While the Canada Life policy is the first U.S.-sold product to carry Dr. Barnard’s endorsement, a handful of U.S. insurers have launched critical-illness policies. Indianapolis-based Standard Life of Indiana, for instance, last year released a policy paying a 100% lump sum 30 days after diagnosis for heart attacks, strokes, cancer and paralysis patients, and 25% or less for other conditions or operations.

Off the radar screen

Even considering the stepped-up interest, the critical-illness-insurance concept hasn’t really caught on with U.S. insurers — who prefer to sell traditional life policies.

But Canada Life, buoyed by success overseas, hopes to give it the exposure it needs to take off here.

In Britain, $32 billion in critical-illness policies have been sold — 300,000 were issued in 1995, the last year for which figures are available, says certified life underwriter Jesse Slome. Mr. Slome, president of PromoWorks, a marketing company in Westlake Village, Calif., says critical-illness policies sell well there because the majority of the sales are linked to mortgage originations.

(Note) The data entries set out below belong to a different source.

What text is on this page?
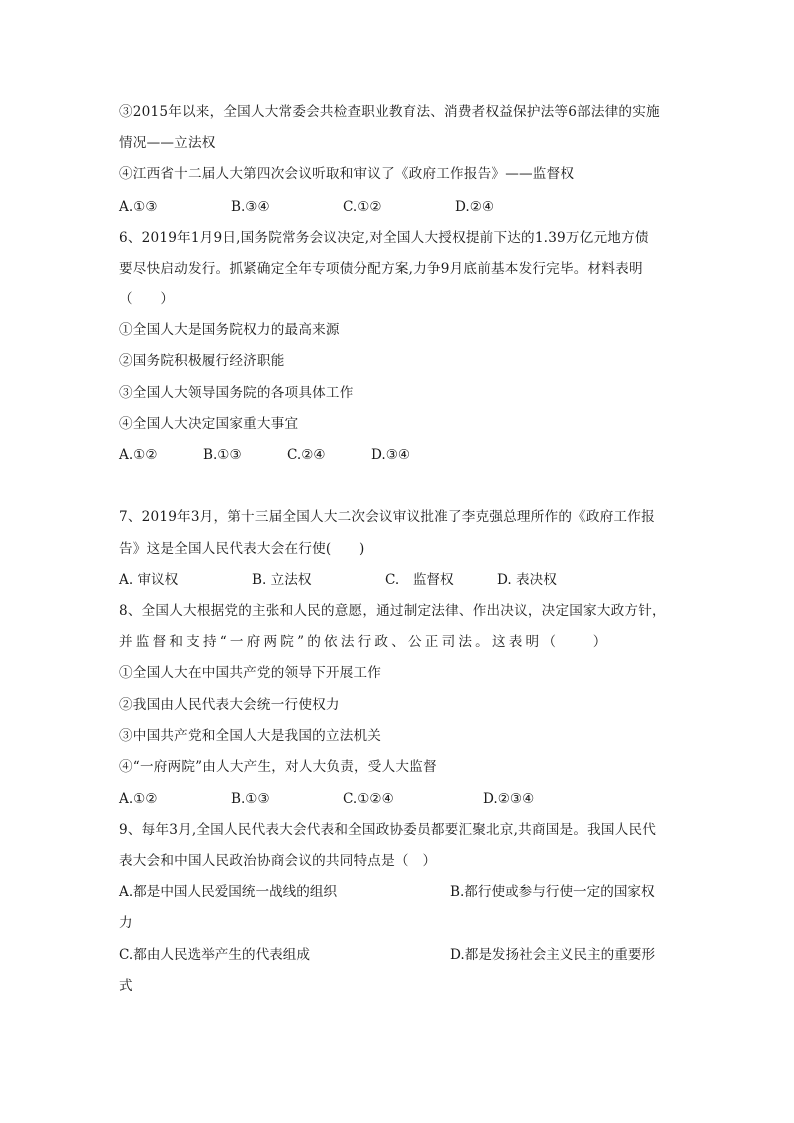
③2015年以来，全国人大常委会共检查职业教育法、消费者权益保护法等6部法律的实施
情况——立法权
④江西省十二届人大第四次会议听取和审议了《政府工作报告》——监督权
A.①③	B.③④	C.①②	D.②④
6、2019年1月9日,国务院常务会议决定,对全国人大授权提前下达的1.39万亿元地方债
要尽快启动发行。抓紧确定全年专项债分配方案,力争9月底前基本发行完毕。材料表明
（　　）
①全国人大是国务院权力的最高来源
②国务院积极履行经济职能
③全国人大领导国务院的各项具体工作
④全国人大决定国家重大事宜
A.①②	B.①③	C.②④	D.③④
7、2019年3月，第十三届全国人大二次会议审议批准了李克强总理所作的《政府工作报
告》这是全国人民代表大会在行使(　　)
A. 审议权	B. 立法权	C.　监督权	D. 表决权
8、全国人大根据党的主张和人民的意愿，通过制定法律、作出决议，决定国家大政方针，
并监督和支持“一府两院”的依法行政、公正司法。这表明（　　）
①全国人大在中国共产党的领导下开展工作
②我国由人民代表大会统一行使权力
③中国共产党和全国人大是我国的立法机关
④“一府两院”由人大产生，对人大负责，受人大监督
A.①②	B.①③	C.①②④	D.②③④
9、每年3月,全国人民代表大会代表和全国政协委员都要汇聚北京,共商国是。我国人民代
表大会和中国人民政治协商会议的共同特点是（　）
A.都是中国人民爱国统一战线的组织	B.都行使或参与行使一定的国家权
力
C.都由人民选举产生的代表组成	D.都是发扬社会主义民主的重要形
式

“That could be the bonanza for the U.S. marketplace,” he says. “If you get cancer or have a heart attack and are out of work for nine months, the insurance could pay off the mortgage. That’s where I see the potential” for U.S. insurers, who have had trouble selling life insurance to the vast pool of aging baby boomers.

similar riders offered

But traditional life insurance does offer a similar form of protection. A rider on a typical life insurance policy could entitle a critically ill patient to a payment of 2% of the policy per month until 50% of the policy is exhausted.

If asked, John Hancock Mutual Life Insurance Co. will provide a rider entitling a policyholder expected to die within 12 months to the policy amount save $25,000. Or the policyholder can get a 100% payout (less a discount charge) up to $1 million, says Steve Malter, brokerage manager for the Boston insurer’s Philadelphia general agency.

He says the Canada Life policy sounds “extremely sellable,” but wonders if the premiums the company charges will cover its costs. The $580-a-year premium for a 30-year-old man requesting $100,000 of coverage, or $5.80 per $1,000, is more than reasonable considering a cheap universal life policy would cost the same man $300 a year, Mr. Malter says.

Standard Life’s premium cost for that 30-year-old man is similar, about $286 a year for coverage of $50,000, according to George Nasser, senior vice president of marketing. He says sales have been brisk and insists the company isn’t losing money on the deal. And consumer interest in critical-illness policies will explode as players such as Canada Life enter the U.S. marketplace.

“I was involved in the introduction of universal life and that swept the nation,” Mr. Nasser says. “This is going to sweep the nation, too.”